As a Southern California Edison customer and a hydrogen car advocate, it’s exciting for me when my local power company steps up to the plate and becomes the first utility in the nation to study the feasibility of commercial clean coal technology.
So. Cal. Edison is proposing regulatory approval from the state of California to conduct a feasibility study for using clean coal to produce hydrogen. The clean coal technology targeted would capture 90-percent of the carbon using local coal resources.
Hydrogen captured from the coal would then be burned in high-efficiency, combined-cycle generating systems, producing electricity. The project is being called the Clean Hydrogen Power Generation (CHPG) initiative.
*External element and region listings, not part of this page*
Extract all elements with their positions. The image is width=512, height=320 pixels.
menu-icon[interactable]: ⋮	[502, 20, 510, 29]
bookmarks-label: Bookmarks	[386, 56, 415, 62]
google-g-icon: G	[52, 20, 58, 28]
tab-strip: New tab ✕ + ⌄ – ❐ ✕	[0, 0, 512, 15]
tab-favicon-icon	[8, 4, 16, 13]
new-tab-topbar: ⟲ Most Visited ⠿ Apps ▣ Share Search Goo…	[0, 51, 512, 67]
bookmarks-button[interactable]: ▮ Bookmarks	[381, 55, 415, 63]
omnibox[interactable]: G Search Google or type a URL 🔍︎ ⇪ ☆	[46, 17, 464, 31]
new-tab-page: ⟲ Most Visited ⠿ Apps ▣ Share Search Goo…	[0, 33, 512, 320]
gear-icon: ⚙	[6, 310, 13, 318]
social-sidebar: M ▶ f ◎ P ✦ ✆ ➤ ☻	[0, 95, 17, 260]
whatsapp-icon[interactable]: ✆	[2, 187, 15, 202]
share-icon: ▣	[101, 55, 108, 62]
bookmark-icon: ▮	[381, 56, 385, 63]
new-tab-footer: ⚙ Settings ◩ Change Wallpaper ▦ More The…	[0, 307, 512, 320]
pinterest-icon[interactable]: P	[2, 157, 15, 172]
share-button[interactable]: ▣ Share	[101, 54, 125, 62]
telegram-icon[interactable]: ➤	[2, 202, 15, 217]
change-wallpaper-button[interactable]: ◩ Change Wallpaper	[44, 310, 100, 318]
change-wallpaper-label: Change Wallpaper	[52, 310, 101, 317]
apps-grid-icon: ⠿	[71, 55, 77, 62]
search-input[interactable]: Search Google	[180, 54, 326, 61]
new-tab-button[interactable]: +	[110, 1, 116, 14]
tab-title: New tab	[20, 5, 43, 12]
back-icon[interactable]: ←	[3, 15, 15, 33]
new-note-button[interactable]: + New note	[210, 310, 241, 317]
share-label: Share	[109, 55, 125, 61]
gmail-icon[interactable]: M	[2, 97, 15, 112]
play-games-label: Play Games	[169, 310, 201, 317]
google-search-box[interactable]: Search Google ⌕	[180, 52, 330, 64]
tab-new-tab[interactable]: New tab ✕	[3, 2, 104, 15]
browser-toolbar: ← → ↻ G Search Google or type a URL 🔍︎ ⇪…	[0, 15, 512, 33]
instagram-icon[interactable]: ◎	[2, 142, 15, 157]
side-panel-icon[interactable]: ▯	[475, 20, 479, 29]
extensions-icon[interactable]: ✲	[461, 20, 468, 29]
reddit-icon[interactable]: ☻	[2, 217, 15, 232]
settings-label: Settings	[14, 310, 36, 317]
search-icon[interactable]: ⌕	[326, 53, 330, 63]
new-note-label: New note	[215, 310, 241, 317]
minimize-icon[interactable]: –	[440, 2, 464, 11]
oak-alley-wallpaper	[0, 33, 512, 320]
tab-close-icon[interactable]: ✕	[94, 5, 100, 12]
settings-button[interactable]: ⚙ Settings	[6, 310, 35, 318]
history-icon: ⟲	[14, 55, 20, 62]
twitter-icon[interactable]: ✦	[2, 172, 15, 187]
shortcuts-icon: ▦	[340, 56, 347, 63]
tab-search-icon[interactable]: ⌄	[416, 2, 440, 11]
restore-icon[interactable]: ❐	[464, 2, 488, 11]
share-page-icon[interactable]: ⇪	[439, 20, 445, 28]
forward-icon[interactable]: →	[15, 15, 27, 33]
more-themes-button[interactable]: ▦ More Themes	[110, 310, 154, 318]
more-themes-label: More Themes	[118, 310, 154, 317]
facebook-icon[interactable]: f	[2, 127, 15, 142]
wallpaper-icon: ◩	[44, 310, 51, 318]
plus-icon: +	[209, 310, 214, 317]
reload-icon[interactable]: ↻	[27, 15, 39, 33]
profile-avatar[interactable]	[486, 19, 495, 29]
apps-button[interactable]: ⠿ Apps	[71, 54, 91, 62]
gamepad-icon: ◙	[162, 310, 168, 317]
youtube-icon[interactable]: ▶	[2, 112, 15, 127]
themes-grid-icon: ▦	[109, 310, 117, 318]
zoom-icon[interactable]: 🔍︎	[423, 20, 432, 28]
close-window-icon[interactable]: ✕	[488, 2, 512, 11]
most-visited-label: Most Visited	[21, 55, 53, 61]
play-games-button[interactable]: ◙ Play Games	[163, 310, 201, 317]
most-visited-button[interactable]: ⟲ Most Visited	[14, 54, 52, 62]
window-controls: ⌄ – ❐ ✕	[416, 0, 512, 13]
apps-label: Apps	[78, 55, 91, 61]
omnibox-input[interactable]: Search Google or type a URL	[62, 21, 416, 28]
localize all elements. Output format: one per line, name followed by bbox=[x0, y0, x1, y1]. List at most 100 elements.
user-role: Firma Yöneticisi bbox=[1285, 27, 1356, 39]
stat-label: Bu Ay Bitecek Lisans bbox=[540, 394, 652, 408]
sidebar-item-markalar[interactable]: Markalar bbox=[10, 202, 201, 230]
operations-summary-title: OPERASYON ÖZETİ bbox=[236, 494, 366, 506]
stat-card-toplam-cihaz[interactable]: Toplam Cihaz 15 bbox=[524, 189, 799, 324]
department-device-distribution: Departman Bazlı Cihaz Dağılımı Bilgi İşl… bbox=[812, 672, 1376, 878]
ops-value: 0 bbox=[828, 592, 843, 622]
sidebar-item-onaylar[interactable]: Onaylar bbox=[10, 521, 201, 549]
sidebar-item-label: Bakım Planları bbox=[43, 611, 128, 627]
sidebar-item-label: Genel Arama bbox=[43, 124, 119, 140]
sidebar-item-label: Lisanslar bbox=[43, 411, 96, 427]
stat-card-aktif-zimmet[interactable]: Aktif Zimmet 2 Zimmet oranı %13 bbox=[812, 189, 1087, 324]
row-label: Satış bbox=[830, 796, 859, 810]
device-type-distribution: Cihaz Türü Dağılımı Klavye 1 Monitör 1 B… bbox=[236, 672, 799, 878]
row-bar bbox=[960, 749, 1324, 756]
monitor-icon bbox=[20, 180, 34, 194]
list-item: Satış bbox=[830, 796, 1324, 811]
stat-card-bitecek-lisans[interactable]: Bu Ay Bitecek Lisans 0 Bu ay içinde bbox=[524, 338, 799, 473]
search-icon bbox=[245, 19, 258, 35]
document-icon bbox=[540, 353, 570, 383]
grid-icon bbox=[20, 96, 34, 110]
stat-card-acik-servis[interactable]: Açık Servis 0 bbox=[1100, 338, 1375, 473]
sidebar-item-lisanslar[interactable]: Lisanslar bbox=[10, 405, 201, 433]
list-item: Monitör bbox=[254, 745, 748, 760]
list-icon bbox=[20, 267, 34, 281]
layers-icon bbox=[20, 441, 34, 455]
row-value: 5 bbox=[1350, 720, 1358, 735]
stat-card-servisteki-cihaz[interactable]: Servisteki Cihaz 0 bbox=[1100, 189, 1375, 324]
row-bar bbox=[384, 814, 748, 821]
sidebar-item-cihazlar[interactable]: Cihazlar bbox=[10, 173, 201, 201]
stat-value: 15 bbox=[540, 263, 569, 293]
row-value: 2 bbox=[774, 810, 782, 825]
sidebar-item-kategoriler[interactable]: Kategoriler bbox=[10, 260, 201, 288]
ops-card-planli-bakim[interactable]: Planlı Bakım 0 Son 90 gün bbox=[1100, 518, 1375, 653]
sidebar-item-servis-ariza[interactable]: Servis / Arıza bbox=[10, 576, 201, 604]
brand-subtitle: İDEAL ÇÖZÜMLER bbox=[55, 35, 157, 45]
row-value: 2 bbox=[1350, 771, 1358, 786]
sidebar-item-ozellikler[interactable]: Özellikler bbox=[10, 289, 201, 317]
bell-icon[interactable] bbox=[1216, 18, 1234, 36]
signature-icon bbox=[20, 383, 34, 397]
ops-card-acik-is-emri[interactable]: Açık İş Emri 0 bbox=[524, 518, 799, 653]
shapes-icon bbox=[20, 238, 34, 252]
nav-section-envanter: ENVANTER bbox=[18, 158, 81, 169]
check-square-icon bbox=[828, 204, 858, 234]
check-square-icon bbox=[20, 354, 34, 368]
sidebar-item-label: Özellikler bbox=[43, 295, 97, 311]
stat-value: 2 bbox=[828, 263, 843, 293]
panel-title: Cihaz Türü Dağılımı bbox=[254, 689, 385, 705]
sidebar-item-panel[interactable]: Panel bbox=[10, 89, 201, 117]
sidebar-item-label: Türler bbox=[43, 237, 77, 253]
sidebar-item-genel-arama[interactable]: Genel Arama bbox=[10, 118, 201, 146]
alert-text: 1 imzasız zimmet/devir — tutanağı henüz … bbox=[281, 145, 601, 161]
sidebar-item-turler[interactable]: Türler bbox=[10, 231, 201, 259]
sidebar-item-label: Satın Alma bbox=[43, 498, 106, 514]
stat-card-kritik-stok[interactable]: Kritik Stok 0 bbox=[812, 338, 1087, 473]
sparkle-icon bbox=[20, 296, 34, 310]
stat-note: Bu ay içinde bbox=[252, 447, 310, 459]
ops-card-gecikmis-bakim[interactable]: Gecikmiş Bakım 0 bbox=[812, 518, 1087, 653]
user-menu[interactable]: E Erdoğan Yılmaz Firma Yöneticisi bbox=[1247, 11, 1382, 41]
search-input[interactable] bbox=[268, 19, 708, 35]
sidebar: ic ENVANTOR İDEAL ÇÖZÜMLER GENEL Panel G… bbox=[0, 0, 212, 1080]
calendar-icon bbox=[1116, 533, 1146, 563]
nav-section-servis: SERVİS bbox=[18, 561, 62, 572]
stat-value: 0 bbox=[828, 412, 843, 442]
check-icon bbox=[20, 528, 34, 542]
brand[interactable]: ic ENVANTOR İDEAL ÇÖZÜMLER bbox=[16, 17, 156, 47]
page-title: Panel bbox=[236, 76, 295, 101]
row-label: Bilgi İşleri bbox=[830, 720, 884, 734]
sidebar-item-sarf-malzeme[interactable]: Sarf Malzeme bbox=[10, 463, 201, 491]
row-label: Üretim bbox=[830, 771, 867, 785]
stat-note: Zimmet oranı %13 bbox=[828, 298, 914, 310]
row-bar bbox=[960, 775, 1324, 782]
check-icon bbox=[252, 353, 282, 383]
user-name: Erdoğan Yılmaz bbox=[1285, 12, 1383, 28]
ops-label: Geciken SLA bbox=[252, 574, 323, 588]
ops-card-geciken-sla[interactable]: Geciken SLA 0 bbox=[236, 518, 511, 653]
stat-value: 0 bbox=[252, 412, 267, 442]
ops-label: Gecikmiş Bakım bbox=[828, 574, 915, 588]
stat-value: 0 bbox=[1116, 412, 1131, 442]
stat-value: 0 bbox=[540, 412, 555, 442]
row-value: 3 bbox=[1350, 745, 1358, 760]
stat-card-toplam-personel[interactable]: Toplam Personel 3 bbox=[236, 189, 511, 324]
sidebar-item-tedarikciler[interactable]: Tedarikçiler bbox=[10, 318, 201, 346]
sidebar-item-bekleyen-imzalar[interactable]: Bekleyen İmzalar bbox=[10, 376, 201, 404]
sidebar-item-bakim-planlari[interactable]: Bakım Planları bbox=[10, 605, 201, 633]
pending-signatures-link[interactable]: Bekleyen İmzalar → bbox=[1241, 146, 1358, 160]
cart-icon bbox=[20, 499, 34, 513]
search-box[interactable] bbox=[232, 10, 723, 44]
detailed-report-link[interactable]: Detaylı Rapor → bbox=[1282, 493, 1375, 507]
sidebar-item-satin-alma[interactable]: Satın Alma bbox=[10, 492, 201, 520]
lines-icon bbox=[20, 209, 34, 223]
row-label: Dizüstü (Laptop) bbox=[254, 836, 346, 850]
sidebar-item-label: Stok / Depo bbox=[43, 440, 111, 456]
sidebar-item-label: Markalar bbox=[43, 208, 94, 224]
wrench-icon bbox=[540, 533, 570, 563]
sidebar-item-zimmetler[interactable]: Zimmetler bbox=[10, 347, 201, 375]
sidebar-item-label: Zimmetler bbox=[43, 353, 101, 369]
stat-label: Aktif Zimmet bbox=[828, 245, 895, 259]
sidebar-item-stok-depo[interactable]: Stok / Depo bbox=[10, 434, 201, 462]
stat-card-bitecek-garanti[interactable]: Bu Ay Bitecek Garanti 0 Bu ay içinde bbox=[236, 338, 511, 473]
Depleted carbon could be sequestered either by pumping it into deep wells or storing it in a type of saline solution. The goal is to test the feasibility of building a 600 megawatt facility that will greatly reduce the emission of greenhouse gases compared to other coal-burning electrical generation facilities.
The Edison clean coal project is aligned with the U. S. Department of Energy’s FutureGen initiative put forward by President Bush in 2003. FutureGen is geared toward building real world prototypes as demonstration projects for clean coal technology and is currently deciding between Texas and Illinois for its first non-commercial clean coal plant. China and India have also signed agreements under the FutureGen initiative.
Other players in the worldwide clean coal marketplace include Scottish Power in the UK, BP and Rio Tinto in Western Australia and EPCOR Utilities near Edmonton, Alberta Canada. In the U. S., it has been estimated that we have another 250 years of coal reserves at our disposal. If we can learn to use the resource cleanly, we will not only be able to reduce emissions but also reduce dependence upon foreign fossil fuel as well. This will at least buy us some time to develop other renewable energy resources that will eventually sustain this nation.